Now the FSB will also have its own massive armed force, the border guards — with more than 100,000 soldiers, armor, an air force and a navy. Why would a truly democratic country need such a hybrid super agency?
Putin’s official explanation for the secret service reforms is that “government structures are not acting efficiently enough or duly coordinating their efforts in this very important sphere.”
Putin’s assessment is correct — the lack of coordination is appalling. In fighting in Tajikistan in the 1990s and recently in the Caucasus, Russian border guards and the army both suffered unwarranted losses of men and equipment due to poor coordination.

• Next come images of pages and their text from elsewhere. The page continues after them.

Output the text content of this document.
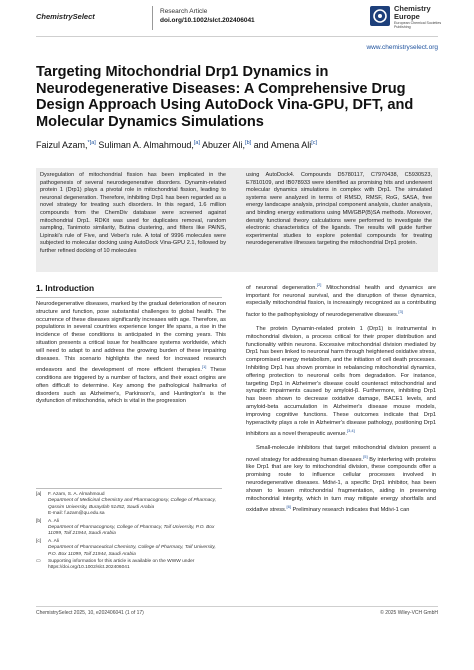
ChemistrySelect
Research Article
doi.org/10.1002/slct.202406041
Chemistry Europe
European Chemical Societies Publishing
www.chemistryselect.org
Targeting Mitochondrial Drp1 Dynamics in Neurodegenerative Diseases: A Comprehensive Drug Design Approach Using AutoDock Vina-GPU, DFT, and Molecular Dynamics Simulations
Faizul Azam,$^{*[a]}$ Suliman A. Almahmoud,[a] Abuzer Ali,[b] and Amena Ali[c]
Dysregulation of mitochondrial fission has been implicated in the pathogenesis of several neurodegenerative disorders. Dynamin-related protein 1 (Drp1) plays a pivotal role in mitochondrial fission, leading to neuronal degeneration. Therefore, inhibiting Drp1 has been regarded as a novel strategy for treating such disorders. In this regard, 1.6 million compounds from the ChemDiv database were screened against mitochondrial Drp1. RDKit was used for duplicates removal, random sampling, Tanimoto similarity, Butina clustering, and filters like PAINS, Lipinski's rule of Five, and Veber's rule. A total of 9996 molecules were subjected to molecular docking using AutoDock Vina-GPU 2.1, followed by further refined docking of 10 molecules
using AutoDock4. Compounds D5780117, C7970438, C5930523, E7810109, and IB078933 were identified as promising hits and underwent molecular dynamics simulations in complex with Drp1. The simulated systems were analyzed in terms of RMSD, RMSF, RoG, SASA, free energy landscape analysis, principal component analysis, cluster analysis, and binding energy estimations using MM/GBP(B)SA methods. Moreover, density functional theory calculations were performed to investigate the electronic characteristics of the ligands. The results will guide further experimental studies to explore potential compounds for treating neurodegenerative illnesses targeting the mitochondrial Drp1 protein.
1. Introduction

Neurodegenerative diseases, marked by the gradual deterioration of neuron structure and function, pose substantial challenges to global health. The occurrence of these diseases significantly increases with age. Therefore, as populations in several countries experience longer life spans, a rise in the incidence of these conditions is anticipated in the coming years. This situation presents a critical issue for healthcare systems worldwide, which will need to adapt to and address the growing burden of these impairing diseases. This scenario highlights the need for increased research endeavors and the development of more efficient therapies.[1] These conditions are triggered by a number of factors, and their exact origins are often difficult to determine. Key among the pathological hallmarks of disorders such as Alzheimer's, Parkinson's, and Huntington's is the dysfunction of mitochondria, which is vital in the progression

[a] F. Azam, S. A. Almahmoud
Department of Medicinal Chemistry and Pharmacognosy, College of Pharmacy, Qassim University, Buraydah 51452, Saudi Arabia
E-mail: f.azam@qu.edu.sa
[b] A. Ali
Department of Pharmacognosy, College of Pharmacy, Taif University, P.O. Box 11099, Taif 21944, Saudi Arabia
[c] A. Ali
Department of Pharmaceutical Chemistry, College of Pharmacy, Taif University, P.O. Box 11099, Taif 21944, Saudi Arabia
▭ Supporting information for this article is available on the WWW under
https://doi.org/10.1002/slct.202406041

of neuronal degeneration.[2] Mitochondrial health and dynamics are important for neuronal survival, and the disruption of these dynamics, especially mitochondrial fission, is increasingly recognized as a contributing factor to the pathophysiology of neurodegenerative diseases.[3]

The protein Dynamin-related protein 1 (Drp1) is instrumental in mitochondrial division, a process critical for their proper distribution and functionality within neurons. Excessive mitochondrial division mediated by Drp1 has been linked to neuronal harm through heightened oxidative stress, compromised energy metabolism, and the initiation of cell death processes. Inhibiting Drp1 has shown promise in rebalancing mitochondrial dynamics, offering protection to neuronal cells from degradation. For instance, targeting Drp1 in Alzheimer's disease could counteract mitochondrial and synaptic impairments caused by amyloid-β. Furthermore, inhibiting Drp1 has been shown to decrease oxidative damage, BACE1 levels, and amyloid-beta accumulation in Alzheimer's disease mouse models, improving cognitive functions. These outcomes indicate that Drp1 hyperactivity plays a role in Alzheimer's disease pathology, positioning Drp1 inhibitors as a novel therapeutic avenue.[3,4]

Small-molecule inhibitors that target mitochondrial division present a novel strategy for addressing human diseases.[5] By interfering with proteins like Drp1 that are key to mitochondrial division, these compounds offer a promising route to influence cellular processes involved in neurodegenerative diseases. Mdivi-1, a specific Drp1 inhibitor, has been shown to lessen mitochondrial fragmentation, aiding in preserving mitochondrial integrity, which in turn may mitigate energy shortfalls and oxidative stress.[6] Preliminary research indicates that Mdivi-1 can

ChemistrySelect 2025, 10, e202406041 (1 of 17)	© 2025 Wiley-VCH GmbH
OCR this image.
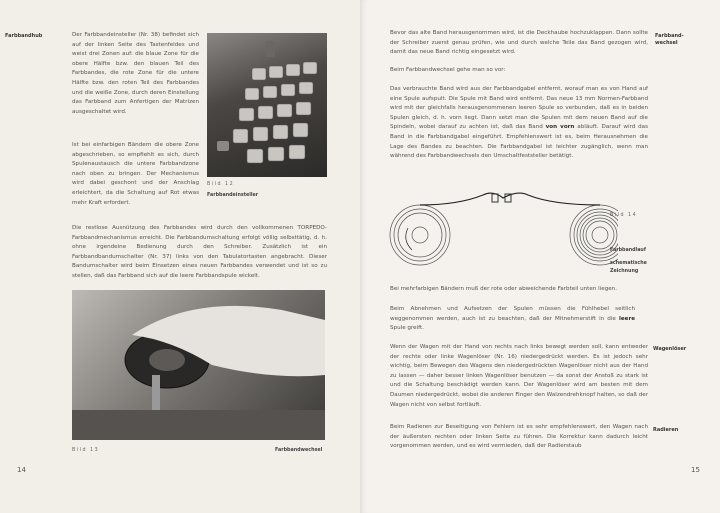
Farbbandhub	Der Farbbandeinsteller (Nr. 38) befindet sich auf der linken Seite des Tastenfeldes und weist drei Zonen auf: die blaue Zone für die obere Hälfte bzw. den blauen Teil des Farbbandes, die rote Zone für die untere Hälfte bzw. den roten Teil des Farbbandes und die weiße Zone, durch deren Einstellung das Farbband zum Anfertigen der Matrizen ausgeschaltet wird.
Ist bei einfarbigen Bändern die obere Zone abgeschrieben, so empfiehlt es sich, durch Spulenaustausch die untere Farbbandzone nach oben zu bringen. Der Mechanismus wird dabei geschont und der Anschlag erleichtert, da die Schaltung auf Rot etwas mehr Kraft erfordert.
Bild 12
Farbbandeinsteller
Die restlose Ausnützung des Farbbandes wird durch den vollkommenen TORPEDO-Farbbandmechanismus erreicht. Die Farbbandumschaltung erfolgt völlig selbsttätig, d. h. ohne irgendeine Bedienung durch den Schreiber. Zusätzlich ist ein Farbbandbandumschalter (Nr. 37) links von den Tabulatortasten angebracht. Dieser Bandumschalter wird beim Einsetzen eines neuen Farbbandes verwendet und ist so zu stellen, daß das Farbband sich auf die leere Farbbandspule wickelt.
Bild 13	Farbbandwechsel
14
Bevor das alte Band herausgenommen wird, ist die Deckhaube hochzuklappen. Dann sollte der Schreiber zuerst genau prüfen, wie und durch welche Teile das Band gezogen wird, damit das neue Band richtig eingesetzt wird.
Farbband-wechsel
Beim Farbbandwechsel gehe man so vor:
Das verbrauchte Band wird aus der Farbbandgabel entfernt, worauf man es von Hand auf eine Spule aufspult. Die Spule mit Band wird entfernt. Das neue 13 mm Normen-Farbband wird mit der gleichfalls herausgenommenen leeren Spule so verbunden, daß es in beiden Spulen gleich, d. h. vorn liegt. Dann setzt man die Spulen mit dem neuen Band auf die Spindeln, wobei darauf zu achten ist, daß das Band von vorn abläuft. Darauf wird das Band in die Farbbandgabel eingeführt. Empfehlenswert ist es, beim Herausnehmen die Lage des Bandes zu beachten. Die Farbbandgabel ist leichter zugänglich, wenn man während des Farbbandwechsels den Umschaltfeststeller betätigt.
Bild 14
Farbbandlauf
schematische Zeichnung
Bei mehrfarbigen Bändern muß der rote oder abweichende Farbteil unten liegen.
Beim Abnehmen und Aufsetzen der Spulen müssen die Fühlhebel seitlich weggenommen werden, auch ist zu beachten, daß der Mitnehmerstift in die leere Spule greift.
Wenn der Wagen mit der Hand von rechts nach links bewegt werden soll, kann entweder der rechte oder linke Wagenlöser (Nr. 16) niedergedrückt werden. Es ist jedoch sehr wichtig, beim Bewegen des Wagens den niedergedrückten Wagenlöser nicht aus der Hand zu lassen — daher besser linken Wagenlöser benutzen — da sonst der Anstoß zu stark ist und die Schaltung beschädigt werden kann. Der Wagenlöser wird am besten mit dem Daumen niedergedrückt, wobei die anderen Finger den Walzendrehknopf halten, so daß der Wagen nicht von selbst fortläuft.
Wagenlöser
Beim Radieren zur Beseitigung von Fehlern ist es sehr empfehlenswert, den Wagen nach der äußersten rechten oder linken Seite zu führen. Die Korrektur kann dadurch leicht vorgenommen werden, und es wird vermieden, daß der Radierstaub
Radieren
15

The more recent encounters occurred last August and September in the Chechen mountains and in nearby Ingushetia when Chechen rebel groups allegedly infiltrated across the border from Georgia. In August, border guards were killed because they did not get sufficient heavy gun and air support from the army and air force in time. In September, the border guards in turn reportedly allowed a large rebel force to slip through their lines and did not inform the army in time or in full. A unit of the 58th army was ambushed in Ingushetia and suffered losses. It was later announced that the “bandits” were surrounded and would be eliminated. But in fact the rebels slipped away.
It would seem logical for Putin to correct this obvious lack of coordination by eliminating the inefficient Russian system of parallel armies that has border guards, Defense Ministry and Interior Ministry troops often fighting on the same battlefield under independent commands. Instead a new powerful FSB army is being created.

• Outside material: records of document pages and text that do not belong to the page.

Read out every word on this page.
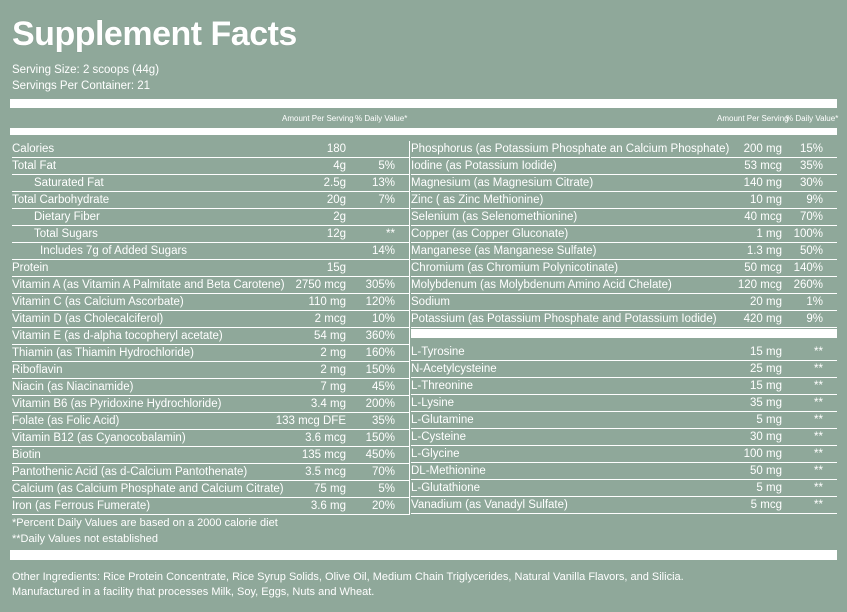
Supplement Facts
Serving Size: 2 scoops (44g)
Servings Per Container: 21
Amount Per Serving % Daily Value*	Amount Per Serving
% Daily Value*
Calories	180
Total Fat	4g	5%
Saturated Fat	2.5g 13%
Total Carbohydrate	20g	7%
Dietary Fiber	2g
Total Sugars	12g	**
Includes 7g of Added Sugars	14%
Protein	15g
Vitamin A (as Vitamin A Palmitate and Beta Carotene) 2750 mcg 305%
Vitamin C (as Calcium Ascorbate)	110 mg 120%
Vitamin D (as Cholecalciferol)	2 mcg 10%
Vitamin E (as d-alpha tocopheryl acetate)	54 mg 360%
Thiamin (as Thiamin Hydrochloride)	2 mg 160%
Riboflavin	2 mg 150%
Niacin (as Niacinamide)	7 mg 45%
Vitamin B6 (as Pyridoxine Hydrochloride)	3.4 mg 200%
Folate (as Folic Acid)	133 mcg DFE 35%
Vitamin B12 (as Cyanocobalamin)	3.6 mcg 150%
Biotin	135 mcg 450%
Pantothenic Acid (as d-Calcium Pantothenate)	3.5 mcg 70%
Calcium (as Calcium Phosphate and Calcium Citrate)	75 mg	5%
Iron (as Ferrous Fumerate)	3.6 mg 20%
Phosphorus (as Potassium Phosphate an Calcium Phosphate) 200 mg 15%
Iodine (as Potassium Iodide)	53 mcg 35%
Magnesium (as Magnesium Citrate)	140 mg 30%
Zinc ( as Zinc Methionine)	10 mg 9%
Selenium (as Selenomethionine)	40 mcg 70%
Copper (as Copper Gluconate)	1 mg 100%
Manganese (as Manganese Sulfate)	1.3 mg 50%
Chromium (as Chromium Polynicotinate)	50 mcg 140%
Molybdenum (as Molybdenum Amino Acid Chelate)	120 mcg 260%
Sodium	20 mg 1%
Potassium (as Potassium Phosphate and Potassium Iodide) 420 mg 9%
L-Tyrosine	15 mg	**
N-Acetylcysteine	25 mg	**
L-Threonine	15 mg	**
L-Lysine	35 mg	**
L-Glutamine	5 mg	**
L-Cysteine	30 mg	**
L-Glycine	100 mg	**
DL-Methionine	50 mg	**
L-Glutathione	5 mg	**
Vanadium (as Vanadyl Sulfate)	5 mcg	**
*Percent Daily Values are based on a 2000 calorie diet
**Daily Values not established
Other Ingredients: Rice Protein Concentrate, Rice Syrup Solids, Olive Oil, Medium Chain Triglycerides, Natural Vanilla Flavors, and Silicia.
Manufactured in a facility that processes Milk, Soy, Eggs, Nuts and Wheat.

In many East European countries, former officers of once all-powerful communist secret police forces are banned from holding public office. In Russia, a former KGB officer is reforming the country to his likes and inserting KGB cronies in important positions.
A new drug tsar was appointed this week, Viktor Cherkesov, who will be head of a newly formed State Committee for the Control of Narcotics. Narcotics truly need controlling in Russia, but Cherkesov has a background of prosecuting Soviet-era dissidents and in more recent times charged the environmentalist Alexander Nikitin with “espionage.” Who can guarantee that in the future the new tsar will not use trumped-up narcotics charges to imprison dissidents?
The media has been subdued, but press freedom has not yet been fully eradicated. Putin has built a centralized system of authoritarian rule, but major unrestricted repression has been unleashed only in Chechnya. Today only Putin’s good will keeps Russia, which is balanced on the brink, from becoming a dictatorship. How long will this clemency last?”
This is Pavel Felgenhauer’s usual alarmist bullsh1t. I’ve heard his crap before- he pontificates at length about things he knows nothing about regularly.
By: Arabella-Cox - 22nd March 2003 at 01:57
The arms reductions from both CFE and this proposed reduction should lead to a cascade of much better equipment getting into the hands of the MVD. The KGB(now FSB) also had a border patrol role that has now become an anti smuggling role. They will also benefit from the freeing up of material.
By: Vympel - 21st March 2003 at 14:33
I believe the Interior Ministry (MVD) serves that function- well armed with tanks, APCs etc- even though their equipment is undoubtedly second-line (e.g. T-62s most common tank).
By: ink - 20th March 2003 at 18:28
Anyone know if they’re planning to back this professional force up with any kind of national reserve force like the British TA? If so, how would this work?
By: Vympel - 20th March 2003 at 13:14
Well, it’s a bit of a false cause fallacy to attribute the conscript system as having any effect on the USSR’s ass-kicking Nazi Germany. The Nazis had the draft as well, of course. In a war that huge, you can’t rely on volunteers. You’ve got to field as many men as possible.
Things are different now. The armed forces of Russia should be a core of highly trained volunteer pros with the best training and equipment they can get. This is what you need against Chechens and such. If there’s ever a titanic war again, conscription will of course be used again.